If you are going to multi-node Postgres, you need to start planning for Cassandra/Dynamo.

That is a BIG lift. Joins don't really practically scale at the Cassandra/Dynamo scale, because basically every row in the result set is subject to CAP uncertainty. "Big Data SQL" like Hive/Impala/Snowflake/Presto etc are more like approximations at true scale.

Relational DBMS is sort of storage-focused in the design and evolution: you figure out the tables you need to store the data in a sensible way. They you add views and indexes to optimize for view/retrieval.

Dyanmo/Cassandra is different, you start from the views/retrieval. That's why it is bad to start with these models for an application because you have not fully explored all your specific data structuring and access patterns/loads yet.
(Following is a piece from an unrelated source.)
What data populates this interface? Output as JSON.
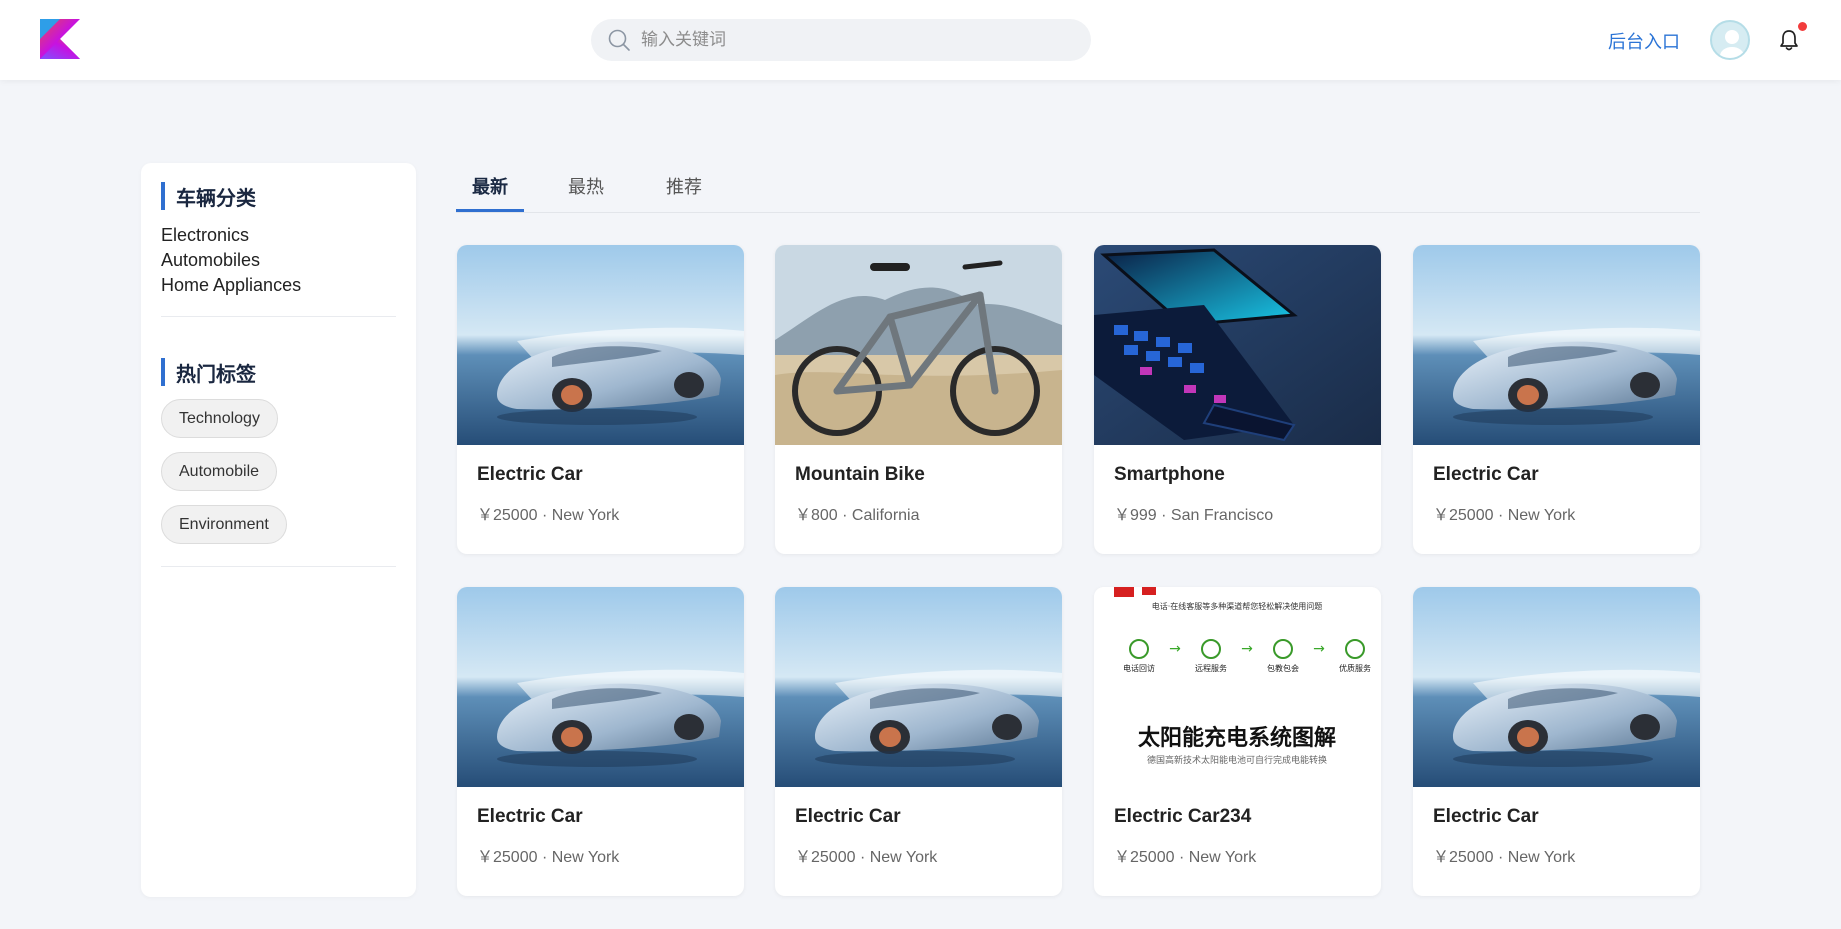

By the time Postgres hits the single node limits, you should know what your highest volume reads/writes are and how to structure a cassandra/dynamo table to specifically handle those read/writes.

> Postgres… Kafka… Cassandra

These are all wildly different products that should not be considered for the same purposes.

But that's the gist of the article here, right? That Postgres is taking over all db-like use cases. It doesn't claim that it can replace Kafka but https://www.amazingcto.com/postgres-for-everything/ certainly does. Of course it's not a full replacement, but it might be good enough.
If your premise is that Postgres is eating the datastore world, then you're talking about using it as a replacement for Kafka and Cassandra.

Frankly if you zoom out far enough they're all systems suitable for use as your primary online datastore that you build your application on (each with their own caveats of course). There are places where they compete.

Patroni has native HA support for citus horizontal cluster since v3. Which means your can create a HA citus cluster as simple as: https://pigsty.io/docs/pgsql/config/#citus-cluster
That looks like apples vs oranges.
You should look at CocroachDB: it tries to be PG compatible (not there yet), but true HA-first.
At often 10x the latency and significant query compatibility issues. That's a hard pill to swallow
latency increase is likely payment for distributed consistency regardless of specific DB: doing consensus between nodes is much slower than dumping block of data on local nvme.